Whose image is this … ? (Mt 22:20)
No Tax Break Here—

There was once a cartoon by Tony Auth that shows our status today. He illustrated a roomful of partying politicians, elephantine and asinine. The legend declared, “At the Welfare ‘Reform’ Celebration ... ” Through a window you can see a forlorn youngster holding up a sign: “14 million American kids in poverty.” One of the pols notices and says, “Lighten up, kid. Nobody likes a sore loser.”

Jesus' response is not a clever dodge. It is a confrontation.

Taxes, and how they are used in today’s America, have always been a sensitive issue. The Pharisees and the Herodians are acutely aware of this when they approach Jesus with the question, “Is it lawful to pay the census tax to Caesar or not?” They figure they have him either way. Either a yes or a no answer will get Jesus in trouble. If he says no, they have grounds to accuse him of sedition before the procurator.

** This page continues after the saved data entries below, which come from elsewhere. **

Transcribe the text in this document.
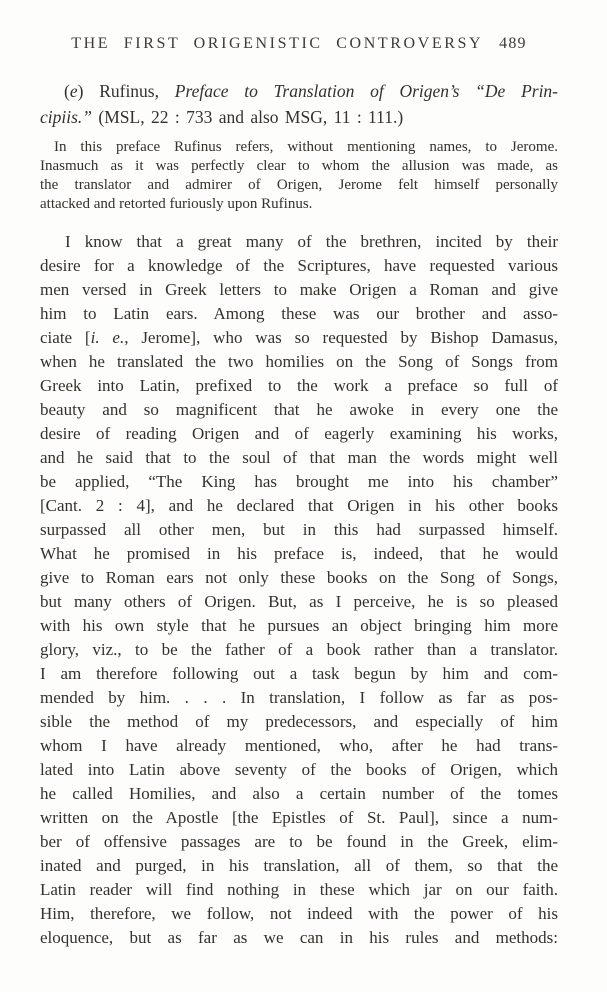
THE FIRST ORIGENISTIC CONTROVERSY 489
(e) Rufinus, Preface to Translation of Origen’s “De Prin-
cipiis.” (MSL, 22 : 733 and also MSG, 11 : 111.)
In this preface Rufinus refers, without mentioning names, to Jerome.
Inasmuch as it was perfectly clear to whom the allusion was made, as
the translator and admirer of Origen, Jerome felt himself personally
attacked and retorted furiously upon Rufinus.
I know that a great many of the brethren, incited by their
desire for a knowledge of the Scriptures, have requested various
men versed in Greek letters to make Origen a Roman and give
him to Latin ears. Among these was our brother and asso-
ciate [i. e., Jerome], who was so requested by Bishop Damasus,
when he translated the two homilies on the Song of Songs from
Greek into Latin, prefixed to the work a preface so full of
beauty and so magnificent that he awoke in every one the
desire of reading Origen and of eagerly examining his works,
and he said that to the soul of that man the words might well
be applied, “The King has brought me into his chamber”
[Cant. 2 : 4], and he declared that Origen in his other books
surpassed all other men, but in this had surpassed himself.
What he promised in his preface is, indeed, that he would
give to Roman ears not only these books on the Song of Songs,
but many others of Origen. But, as I perceive, he is so pleased
with his own style that he pursues an object bringing him more
glory, viz., to be the father of a book rather than a translator.
I am therefore following out a task begun by him and com-
mended by him. . . . In translation, I follow as far as pos-
sible the method of my predecessors, and especially of him
whom I have already mentioned, who, after he had trans-
lated into Latin above seventy of the books of Origen, which
he called Homilies, and also a certain number of the tomes
written on the Apostle [the Epistles of St. Paul], since a num-
ber of offensive passages are to be found in the Greek, elim-
inated and purged, in his translation, all of them, so that the
Latin reader will find nothing in these which jar on our faith.
Him, therefore, we follow, not indeed with the power of his
eloquence, but as far as we can in his rules and methods:
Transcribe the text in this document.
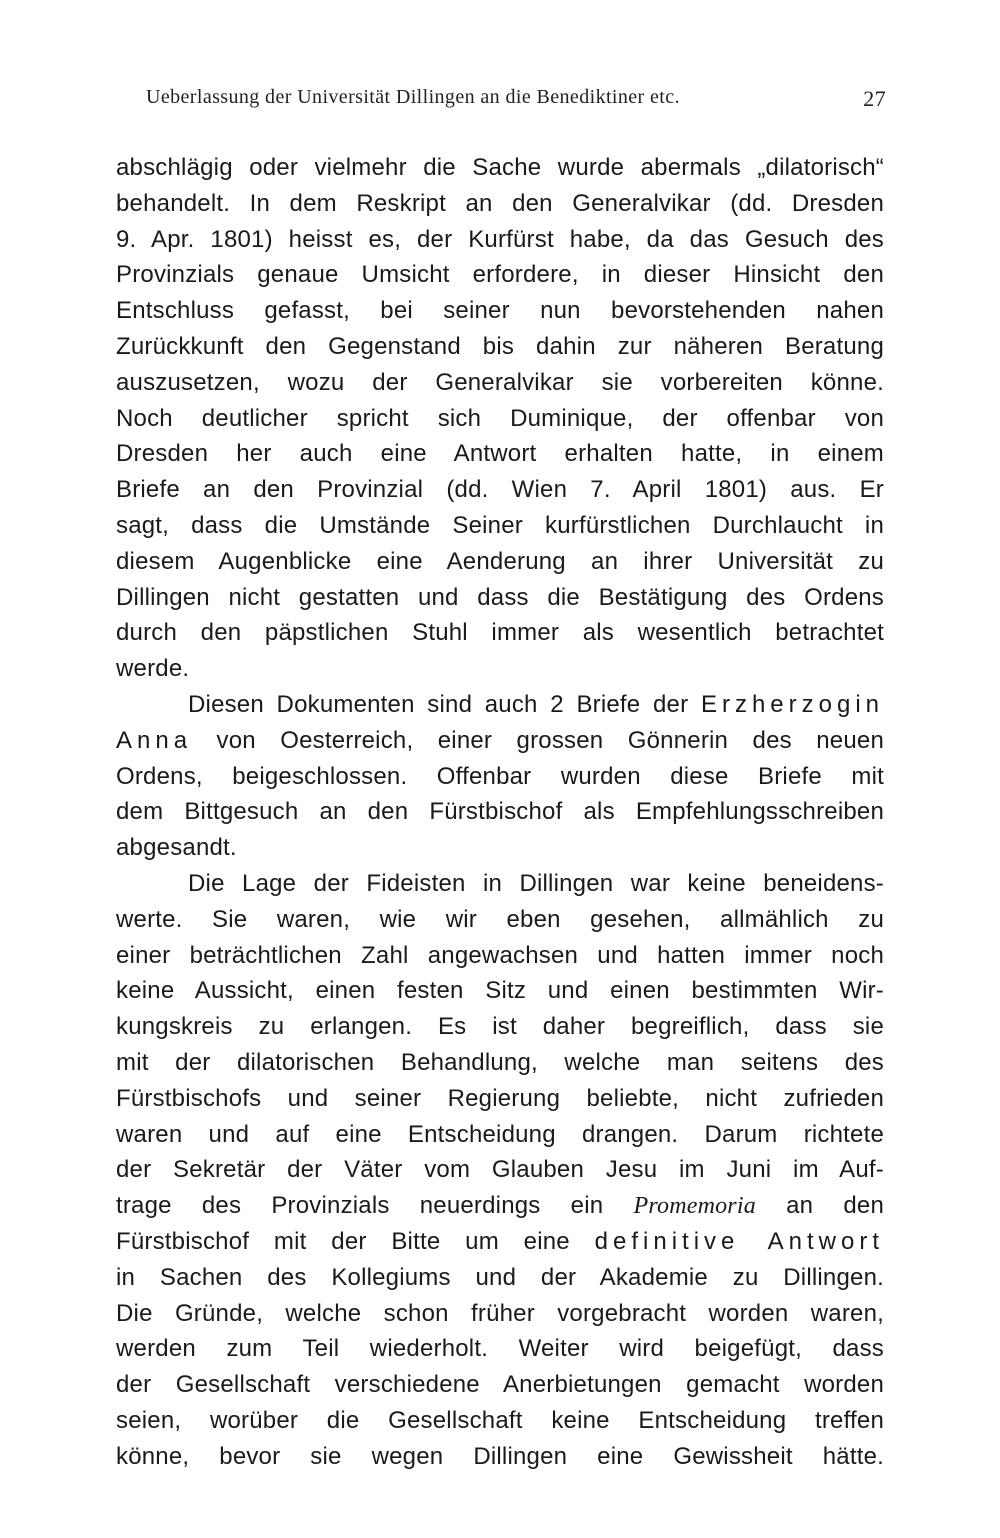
Ueberlassung der Universität Dillingen an die Benediktiner etc.	27
abschlägig oder vielmehr die Sache wurde abermals „dilatorisch“
behandelt. In dem Reskript an den Generalvikar (dd. Dresden
9. Apr. 1801) heisst es, der Kurfürst habe, da das Gesuch des
Provinzials genaue Umsicht erfordere, in dieser Hinsicht den
Entschluss gefasst, bei seiner nun bevorstehenden nahen
Zurückkunft den Gegenstand bis dahin zur näheren Beratung
auszusetzen, wozu der Generalvikar sie vorbereiten könne.
Noch deutlicher spricht sich Duminique, der offenbar von
Dresden her auch eine Antwort erhalten hatte, in einem
Briefe an den Provinzial (dd. Wien 7. April 1801) aus. Er
sagt, dass die Umstände Seiner kurfürstlichen Durchlaucht in
diesem Augenblicke eine Aenderung an ihrer Universität zu
Dillingen nicht gestatten und dass die Bestätigung des Ordens
durch den päpstlichen Stuhl immer als wesentlich betrachtet
werde.
Diesen Dokumenten sind auch 2 Briefe der Erzherzogin
Anna von Oesterreich, einer grossen Gönnerin des neuen
Ordens, beigeschlossen. Offenbar wurden diese Briefe mit
dem Bittgesuch an den Fürstbischof als Empfehlungsschreiben
abgesandt.
Die Lage der Fideisten in Dillingen war keine beneidens-
werte. Sie waren, wie wir eben gesehen, allmählich zu
einer beträchtlichen Zahl angewachsen und hatten immer noch
keine Aussicht, einen festen Sitz und einen bestimmten Wir-
kungskreis zu erlangen. Es ist daher begreiflich, dass sie
mit der dilatorischen Behandlung, welche man seitens des
Fürstbischofs und seiner Regierung beliebte, nicht zufrieden
waren und auf eine Entscheidung drangen. Darum richtete
der Sekretär der Väter vom Glauben Jesu im Juni im Auf-
trage des Provinzials neuerdings ein Promemoria an den
Fürstbischof mit der Bitte um eine definitive Antwort
in Sachen des Kollegiums und der Akademie zu Dillingen.
Die Gründe, welche schon früher vorgebracht worden waren,
werden zum Teil wiederholt. Weiter wird beigefügt, dass
der Gesellschaft verschiedene Anerbietungen gemacht worden
seien, worüber die Gesellschaft keine Entscheidung treffen
könne, bevor sie wegen Dillingen eine Gewissheit hätte.
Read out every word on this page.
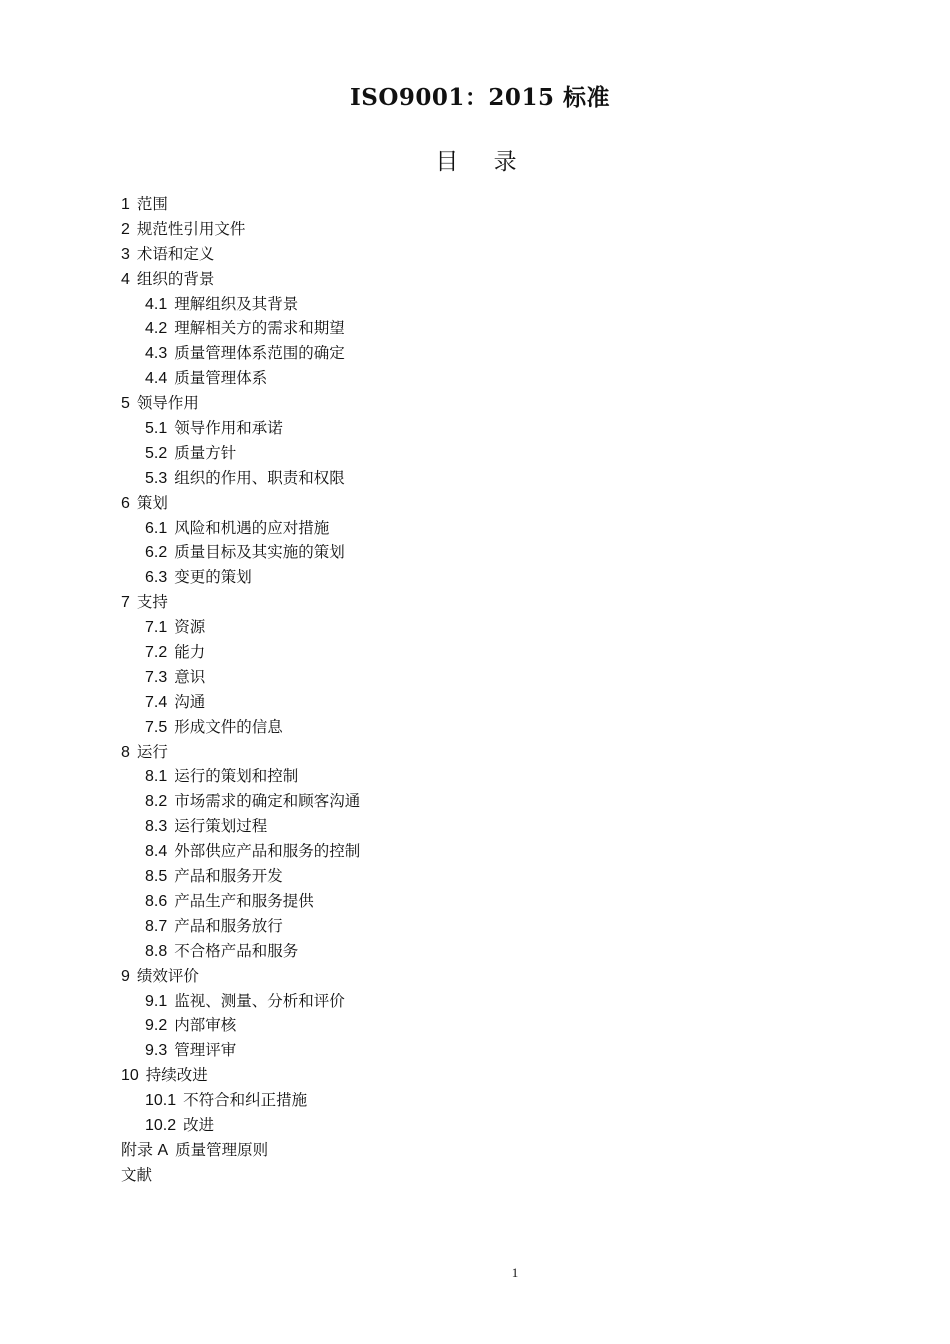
ISO9001：2015 标准
目 录
1 范围
2 规范性引用文件
3 术语和定义
4 组织的背景
4.1 理解组织及其背景
4.2 理解相关方的需求和期望
4.3 质量管理体系范围的确定
4.4 质量管理体系
5 领导作用
5.1 领导作用和承诺
5.2 质量方针
5.3 组织的作用、职责和权限
6 策划
6.1 风险和机遇的应对措施
6.2 质量目标及其实施的策划
6.3 变更的策划
7 支持
7.1 资源
7.2 能力
7.3 意识
7.4 沟通
7.5 形成文件的信息
8 运行
8.1 运行的策划和控制
8.2 市场需求的确定和顾客沟通
8.3 运行策划过程
8.4 外部供应产品和服务的控制
8.5 产品和服务开发
8.6 产品生产和服务提供
8.7 产品和服务放行
8.8 不合格产品和服务
9 绩效评价
9.1 监视、测量、分析和评价
9.2 内部审核
9.3 管理评审
10 持续改进
10.1 不符合和纠正措施
10.2 改进
附录 A 质量管理原则
文献
1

On the other hand, a yes answer will make him unpopular with the people, who find the Roman tax burdensome. Jesus, however, refuses to give a yes or no answer. Instead, he calls for a denarius and asks whose image it carries. Hearing that it is Caesar's, he says, “Then repay to Caesar what belongs to Caesar and to God what belongs to God.”

Most people, when they read or hear this response, think something like this: That is a clever answer, but now Jesus has left us with another difficult question: How do you sort out what is Caesar's and what is God’s?

But that reaction misses the point of Jesus’ remark. Lacking the cultural context, we miss two things. First, when Jesus asks for the coin (and one is promptly produced), he exposes the hypocrisy of his questioners. For any Jew who was sensitive to the demands of the Mosaic Law would not be carrying a coin embossed with the image of an emperor, pictured as divine. The bearer of such a “graven image” has already settled for himself the question of relating to the Roman Empire and its economy.

Second, Jesus' question about whose “image” the coin carries contains an allusion that most of us miss. If an image on something indicates authority and ownership, and Caesar's image on the coin implies the dominion of the empire, then what is it that bears God's image, indicating the ownership and dominion of God? Anyone, especially any Jew, knew that human beings are created in the image of God.

Thus Jesus' response is not a clever dodge. It is a confrontation. The world is not divided into one part for God (however large) and one part for Caesar (however small). All creation is, first of all, under God's sovereignty, especially human beings, who as God's image have a special role in stewarding the goods of creation. Then, within that context, one works out the smaller question of relating to the empire. Jesus' challenge to his adversaries, then, is that in refusing to deal with Jesus' truth, they are resisting the reign of God. They are failing to live out their roles as bearers of God's image.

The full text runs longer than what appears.